We have thousands of asylum seekers from Iran, Iraq, Algeria, Egypt, Libya, Yemen, Saudi Arabia and other Arab countries living happily in this country on social security.
This shows what their own people think of the Arab regimes, doesn’t it? There is not one single British asylum seeker in any Arab country.
That says it all about which country deserves the epithet loathsome.
And I think that should answer the question as to whether Kilroy-Silk is making a legitimate criticism of the record of Arab regimes or making wild generalisations about Arabs.
I have to say though I find the reaction of the Commission for Racial Equality in reporting Kilroy Silk to the police to be ridiculous but given the BBC is supposed to have stopped their staff from writing columns for newspapers the suspension of Kilroy’s lame television show is hardly surprising nor can it be a cause for regret.
If such generalisations were made about other races, if the social security slur was used for people of other nationalities, I doubt there would be much debate about the rights and wrongs of the BBC’s decision. But there can be no categories of ‘acceptable’ and ‘unacceptable’ racism.
Update: Lots on this in The Observer. There is a profile of Kilroy and also a piece on how this article came to be republished. It may tell us something about how newspapers work:
The chain of errors began on Friday 2 January, while Kilroy-Silk was on holiday in Spain, when (his secretary) Hunter did her weekly task of emailing his opinion column to the Sunday Express. Disastrously, amid a frantic schedule, she got the dates mixed up and sent a column the paper had published last April. Staff at the paper failed to notice.
In April, sub-editors had made small but judicious alterations to tone down the article, which gained little attention. But this time the tirade appeared in its full unsubtle glory.
I’m not sure the secretary is doing her boss any further favours with her comments:
Robert is very fair-minded; and on his show he just lets everybody have their say. He is not a racist at all – he employs a black driver.’
Asked what last week’s column should have been about, she added: ‘John Reid, the NHS and why should foreigners get free treatment?’

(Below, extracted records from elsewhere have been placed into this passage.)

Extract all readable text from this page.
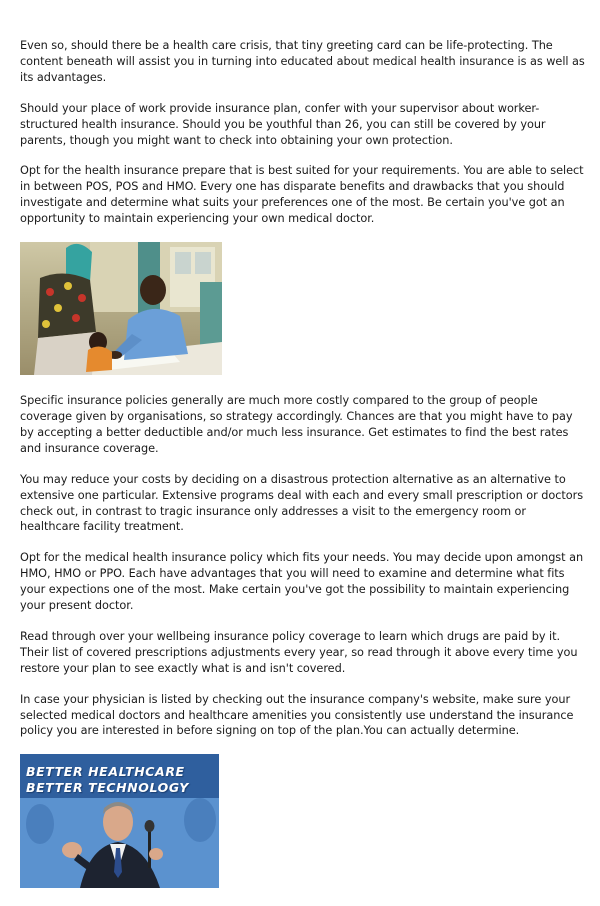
Even so, should there be a health care crisis, that tiny greeting card can be life-protecting. The content beneath will assist you in turning into educated about medical health insurance is as well as its advantages.

Should your place of work provide insurance plan, confer with your supervisor about worker-structured health insurance. Should you be youthful than 26, you can still be covered by your parents, though you might want to check into obtaining your own protection.

Opt for the health insurance prepare that is best suited for your requirements. You are able to select in between POS, POS and HMO. Every one has disparate benefits and drawbacks that you should investigate and determine what suits your preferences one of the most. Be certain you've got an opportunity to maintain experiencing your own medical doctor.

Specific insurance policies generally are much more costly compared to the group of people coverage given by organisations, so strategy accordingly. Chances are that you might have to pay by accepting a better deductible and/or much less insurance. Get estimates to find the best rates and insurance coverage.

You may reduce your costs by deciding on a disastrous protection alternative as an alternative to extensive one particular. Extensive programs deal with each and every small prescription or doctors check out, in contrast to tragic insurance only addresses a visit to the emergency room or healthcare facility treatment.

Opt for the medical health insurance policy which fits your needs. You may decide upon amongst an HMO, HMO or PPO. Each have advantages that you will need to examine and determine what fits your expections one of the most. Make certain you've got the possibility to maintain experiencing your present doctor.

Read through over your wellbeing insurance policy coverage to learn which drugs are paid by it. Their list of covered prescriptions adjustments every year, so read through it above every time you restore your plan to see exactly what is and isn't covered.

In case your physician is listed by checking out the insurance company's website, make sure your selected medical doctors and healthcare amenities you consistently use understand the insurance policy you are interested in before signing on top of the plan.You can actually determine.

BETTER HEALTHCARE
BETTER TECHNOLOGY
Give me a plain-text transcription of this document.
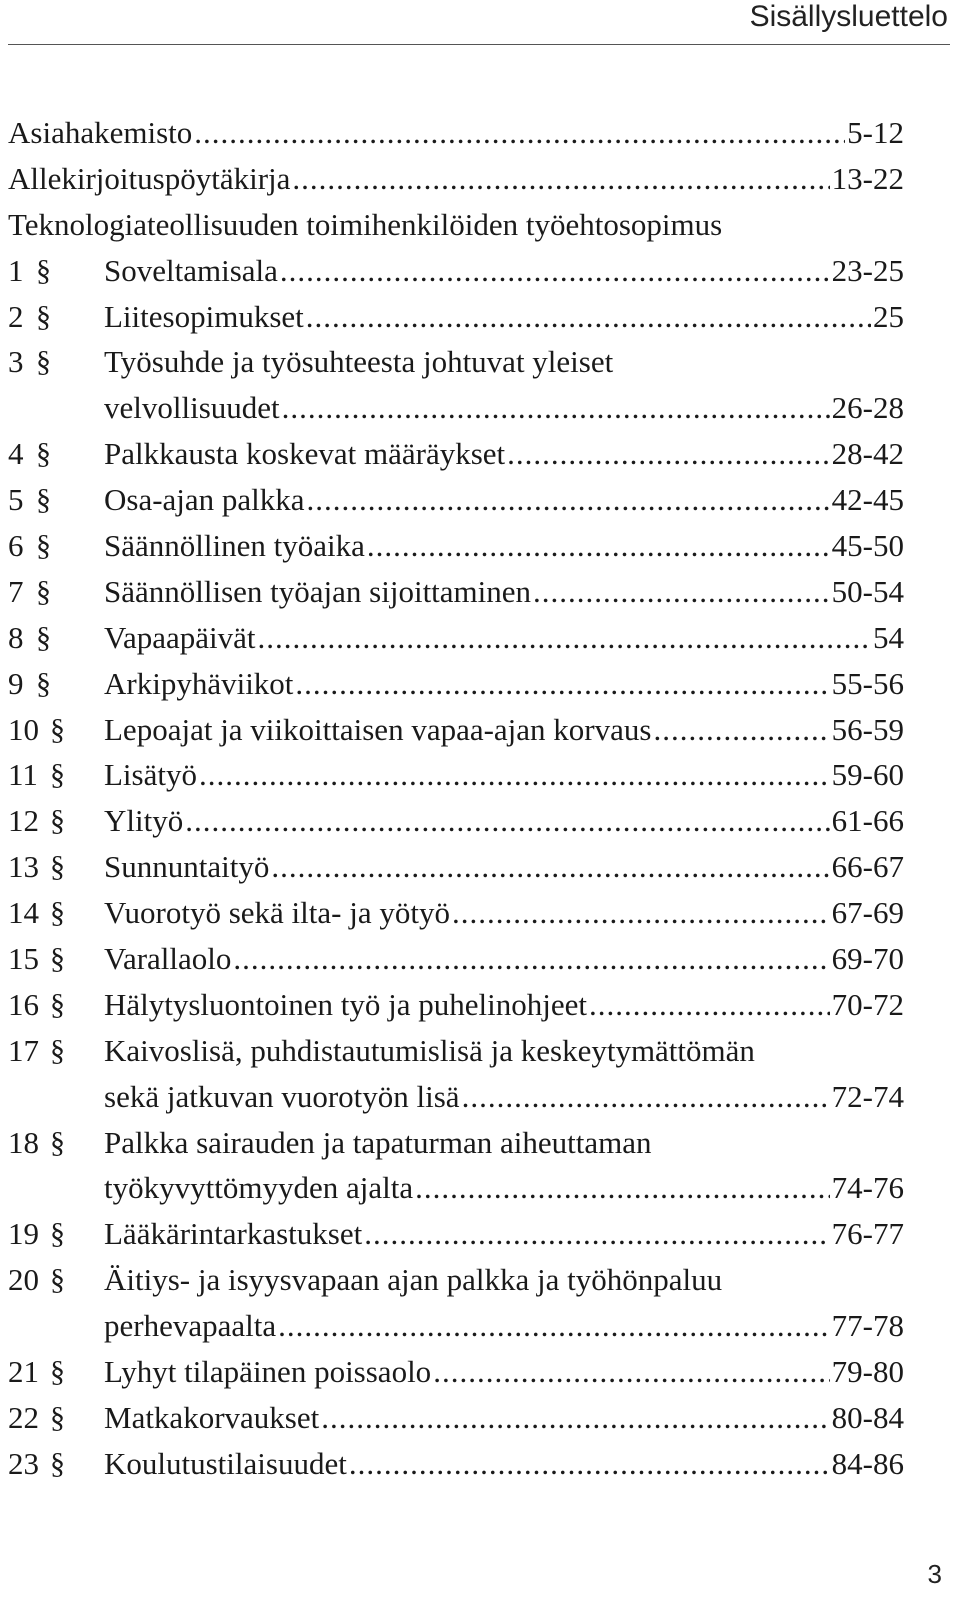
Sisällysluettelo
Asiahakemisto .....	5-12
Allekirjoituspöytäkirja .....	13-22
Teknologiateollisuuden toimihenkilöiden työehtosopimus
1 § Soveltamisala .....	23-25
2 § Liitesopimukset .....	25
3 § Työsuhde ja työsuhteesta johtuvat yleiset
velvollisuudet .....	26-28
4 § Palkkausta koskevat määräykset .....	28-42
5 § Osa-ajan palkka .....	42-45
6 § Säännöllinen työaika .....	45-50
7 § Säännöllisen työajan sijoittaminen .....	50-54
8 § Vapaapäivät .....	54
9 § Arkipyhäviikot .....	55-56
10 § Lepoajat ja viikoittaisen vapaa-ajan korvaus .....	56-59
11 § Lisätyö .....	59-60
12 § Ylityö .....	61-66
13 § Sunnuntaityö .....	66-67
14 § Vuorotyö sekä ilta- ja yötyö .....	67-69
15 § Varallaolo .....	69-70
16 § Hälytysluontoinen työ ja puhelinohjeet .....	70-72
17 § Kaivoslisä, puhdistautumislisä ja keskeytymättömän
sekä jatkuvan vuorotyön lisä .....	72-74
18 § Palkka sairauden ja tapaturman aiheuttaman
työkyvyttömyyden ajalta .....	74-76
19 § Lääkärintarkastukset .....	76-77
20 § Äitiys- ja isyysvapaan ajan palkka ja työhönpaluu
perhevapaalta .....	77-78
21 § Lyhyt tilapäinen poissaolo .....	79-80
22 § Matkakorvaukset .....	80-84
23 § Koulutustilaisuudet .....	84-86
3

The Observer leader says Kilroy Silk is an ass but so is the BBC:
Given that the man has apologised and the circumstances of how the column was mistakenly reprinted are now understood, we wonder what there is to investigate, particularly since the original article was read by millions nine months ago without raising a murmur.
I’m not sure there is anything to investigate either but while there is always something uncomfortable about people having their programmes stopped for their views I can’t go along with the editorial when it says:
We are savvy enough to know that the BBC’s use of Kilroy-Silk doesn’t mean it endorses his views about Arabs, just as its employment of Jim Davidson on The Generation Game did not necessarily indicate approval for his off-colour jokes about people in wheelchairs. Mr Davies should stop policing his contributors’ opinions and credit the people who pay him to guard their democratic rights with common sense. At the moment, in a flurry of hasty, censorious and ultimately illogical decisions, the BBC risks suppressing the very liberty it stands for.
Yes there is a danger that the Hutton inquiry leads the BBC to run away from any kind of controversy or even opinion from their staff.
But is it not also the case that public faces of the corporation, especially those like Kilroy paid £600k to moderate heated discussions, should manage to avoid publishing offensive racial slurs in national newspapers?